The sun and mosquitoes are coming,and they have to stay outside. It is a pretty hard life for them asit is for me." Since the blind Chinese dissident Chen Guangcheng dramaticallyescaped from house arrest in a rural village in northern ShandongProvince at the end of April, the layers of security surrounding myapartment complex have multiplied. The guards are still at thegate. But now there are more who hang around all day near theentryway to Feng's building. There are new security cameras by theentrance.
This week, new ultra bright lights were installed on thegrounds. And now in front of Feng's building is a police carround-the-clock. I walk by it everyday. On my way to go buy coffeeor cigarettes or a newspaper, I peer inside the tinted windowswhere I see bored officers watching something on their mobilephones. The car is always on.
Sometimes there are people sitting inthe backseat. Sometimes there are not. Sometimes everyone inside isasleep. Sometimes they sit outside a small tea shop and watch mepass.

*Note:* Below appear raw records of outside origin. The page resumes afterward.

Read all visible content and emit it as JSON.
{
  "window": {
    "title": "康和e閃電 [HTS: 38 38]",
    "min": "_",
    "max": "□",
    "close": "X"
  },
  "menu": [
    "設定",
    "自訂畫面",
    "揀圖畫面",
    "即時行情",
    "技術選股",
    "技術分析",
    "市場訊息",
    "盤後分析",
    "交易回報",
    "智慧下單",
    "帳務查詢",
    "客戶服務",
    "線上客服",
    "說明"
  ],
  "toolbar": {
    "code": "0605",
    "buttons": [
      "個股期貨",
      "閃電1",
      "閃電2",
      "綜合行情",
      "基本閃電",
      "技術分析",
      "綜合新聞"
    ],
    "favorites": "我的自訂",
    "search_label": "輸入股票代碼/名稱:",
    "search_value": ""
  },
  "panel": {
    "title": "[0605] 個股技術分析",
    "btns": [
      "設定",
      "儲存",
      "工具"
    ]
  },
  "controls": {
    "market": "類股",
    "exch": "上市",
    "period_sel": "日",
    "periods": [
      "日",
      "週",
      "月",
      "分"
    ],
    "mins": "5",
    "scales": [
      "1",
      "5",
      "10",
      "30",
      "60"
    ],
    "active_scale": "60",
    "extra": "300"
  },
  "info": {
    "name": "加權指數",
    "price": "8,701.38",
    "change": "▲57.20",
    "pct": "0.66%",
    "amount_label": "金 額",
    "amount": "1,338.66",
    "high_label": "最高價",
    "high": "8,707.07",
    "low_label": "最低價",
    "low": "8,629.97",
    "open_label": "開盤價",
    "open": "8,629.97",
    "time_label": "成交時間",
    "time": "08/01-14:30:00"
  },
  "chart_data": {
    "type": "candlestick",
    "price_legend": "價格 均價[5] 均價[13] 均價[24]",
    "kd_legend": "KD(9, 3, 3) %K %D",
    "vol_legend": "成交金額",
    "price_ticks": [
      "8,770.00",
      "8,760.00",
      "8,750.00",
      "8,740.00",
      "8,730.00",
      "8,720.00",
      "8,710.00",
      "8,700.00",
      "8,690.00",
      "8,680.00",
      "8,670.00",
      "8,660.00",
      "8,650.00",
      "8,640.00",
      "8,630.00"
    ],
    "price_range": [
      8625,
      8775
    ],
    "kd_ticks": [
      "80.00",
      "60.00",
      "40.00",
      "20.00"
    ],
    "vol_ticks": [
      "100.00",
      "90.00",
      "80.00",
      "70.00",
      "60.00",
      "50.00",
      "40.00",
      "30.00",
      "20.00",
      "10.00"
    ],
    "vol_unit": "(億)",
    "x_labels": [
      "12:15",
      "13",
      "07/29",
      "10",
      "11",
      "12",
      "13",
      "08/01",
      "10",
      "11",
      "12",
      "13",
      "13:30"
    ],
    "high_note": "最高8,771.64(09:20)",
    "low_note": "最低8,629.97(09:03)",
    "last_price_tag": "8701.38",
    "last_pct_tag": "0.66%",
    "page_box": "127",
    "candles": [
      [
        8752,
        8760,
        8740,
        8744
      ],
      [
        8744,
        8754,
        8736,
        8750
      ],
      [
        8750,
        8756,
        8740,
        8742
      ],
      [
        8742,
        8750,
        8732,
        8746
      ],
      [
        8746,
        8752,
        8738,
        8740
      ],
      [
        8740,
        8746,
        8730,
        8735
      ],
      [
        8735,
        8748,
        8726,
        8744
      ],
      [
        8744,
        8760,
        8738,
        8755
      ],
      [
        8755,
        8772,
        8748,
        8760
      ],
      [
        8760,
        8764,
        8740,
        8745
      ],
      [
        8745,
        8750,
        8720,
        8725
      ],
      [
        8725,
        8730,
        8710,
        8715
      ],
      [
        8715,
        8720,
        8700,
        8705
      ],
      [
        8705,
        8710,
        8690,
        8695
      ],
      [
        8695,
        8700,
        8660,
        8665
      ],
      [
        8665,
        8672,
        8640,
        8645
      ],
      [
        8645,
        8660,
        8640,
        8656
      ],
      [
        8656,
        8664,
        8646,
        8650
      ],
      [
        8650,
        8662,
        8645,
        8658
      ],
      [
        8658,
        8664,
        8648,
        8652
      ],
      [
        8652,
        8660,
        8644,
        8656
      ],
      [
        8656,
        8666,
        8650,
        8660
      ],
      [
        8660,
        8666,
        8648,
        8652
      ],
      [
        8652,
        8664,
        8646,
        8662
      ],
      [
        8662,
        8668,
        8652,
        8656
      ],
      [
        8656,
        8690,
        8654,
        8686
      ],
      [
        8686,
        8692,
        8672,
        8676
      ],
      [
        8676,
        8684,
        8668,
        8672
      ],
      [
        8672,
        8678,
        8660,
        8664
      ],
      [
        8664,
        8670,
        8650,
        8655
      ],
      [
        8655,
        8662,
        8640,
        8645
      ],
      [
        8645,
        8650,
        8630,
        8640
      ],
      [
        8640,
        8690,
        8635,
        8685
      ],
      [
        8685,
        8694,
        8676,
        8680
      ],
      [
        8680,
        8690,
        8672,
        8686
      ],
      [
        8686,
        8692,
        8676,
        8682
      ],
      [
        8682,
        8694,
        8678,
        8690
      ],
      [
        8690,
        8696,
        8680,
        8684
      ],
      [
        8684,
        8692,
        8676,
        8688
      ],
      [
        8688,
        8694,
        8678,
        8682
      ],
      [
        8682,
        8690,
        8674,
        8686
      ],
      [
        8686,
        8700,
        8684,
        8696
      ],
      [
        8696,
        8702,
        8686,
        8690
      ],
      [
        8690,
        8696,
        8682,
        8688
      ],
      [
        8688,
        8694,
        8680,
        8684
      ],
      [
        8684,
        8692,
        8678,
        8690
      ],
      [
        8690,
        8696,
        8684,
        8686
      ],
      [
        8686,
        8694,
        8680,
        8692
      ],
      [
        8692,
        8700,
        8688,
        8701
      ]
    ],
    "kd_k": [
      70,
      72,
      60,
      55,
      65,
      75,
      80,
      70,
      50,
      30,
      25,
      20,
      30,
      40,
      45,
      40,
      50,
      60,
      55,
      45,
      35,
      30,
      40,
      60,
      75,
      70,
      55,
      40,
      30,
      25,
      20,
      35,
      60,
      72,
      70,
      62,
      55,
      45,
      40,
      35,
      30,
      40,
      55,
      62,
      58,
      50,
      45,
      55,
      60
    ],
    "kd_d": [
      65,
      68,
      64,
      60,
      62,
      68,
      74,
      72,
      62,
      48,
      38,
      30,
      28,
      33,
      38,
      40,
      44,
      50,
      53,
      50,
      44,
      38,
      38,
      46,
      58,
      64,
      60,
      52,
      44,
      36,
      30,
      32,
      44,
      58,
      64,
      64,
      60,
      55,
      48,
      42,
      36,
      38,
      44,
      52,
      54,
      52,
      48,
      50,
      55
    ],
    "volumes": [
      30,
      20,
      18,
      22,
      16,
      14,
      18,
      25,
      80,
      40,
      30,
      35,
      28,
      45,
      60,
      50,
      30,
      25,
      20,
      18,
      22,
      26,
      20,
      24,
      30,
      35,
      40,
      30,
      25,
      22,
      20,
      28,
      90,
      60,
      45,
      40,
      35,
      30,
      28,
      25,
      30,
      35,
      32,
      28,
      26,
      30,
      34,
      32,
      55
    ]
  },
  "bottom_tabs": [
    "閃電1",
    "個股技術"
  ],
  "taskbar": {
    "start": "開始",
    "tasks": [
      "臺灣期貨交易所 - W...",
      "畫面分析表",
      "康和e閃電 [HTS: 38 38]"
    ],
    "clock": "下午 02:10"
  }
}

One night, one even said hello. Back in April, before the police car arrived out front, my newsassistant and I called Feng early one morning. We said we wouldcome to see him from the street. He walked to his window andbriefly peered outside. We snapped a photo.
He dropped us a packagewith a note that said he is allowed to walk outside in theafternoon for half an hour for fresh air, and that maybe we couldsee him then. Via phone, Feng told us that, unable to take the constantsurveillance, his wife has moved to Germany. "My life has become worse after her departure," Feng said. "Icannot even go out to buy food. I rely on visitors to bring mefood, and I cook a lot at once, and just eat the leftovers formeals." Georgie is a neighbor who visits Feng when he is let out of hisapartment in the afternoons.
Over the years, Georgie has developeda rapport with the guards, which now number at nearly 20 or so. Hesays they are migrant workers from provinces around Shanghai andmake a couple thousand yuan per month to monitor the dissident.When Feng is let out, he talks to the guards about current eventsor cooking. They talk about "how to stay healthy or what kind of televisionthey are watching or how to cook fish. That was yesterday's topic,"said Georgie who requested his full name not be disclosed out offear that he would no longer be able to visit Feng anymore. "Some of them, they have a good relationship [with Feng]," he said."The guards just consider this as any other job." The degree to which my neighbors are aware that their neighbor is adissident who is in prison in his home is unclear.
There are dailyrhythms of life here. Cars come and go. Children play socceroutside. Elderly men walk their dogs.
Women sit around the fishpond and chat in the evenings. Every time I enter the gate, I lookleft towards Feng's apartment and wonder what he is doing, whetherhe will ever get out and whether, for me, if it would have beenbetter to never know that he was there at all. "They are very worried right now that in Shandong a blind personcould escape such heavy security," Feng said. "They afraid that Imight run away too, and then they will lose their jobs.
So theirdays are not easy right now.". I am a professional writer from Handbags, Wallets & Purses, which contains a great deal of information about fetal heart beat , canon gun safes, welcome to visit!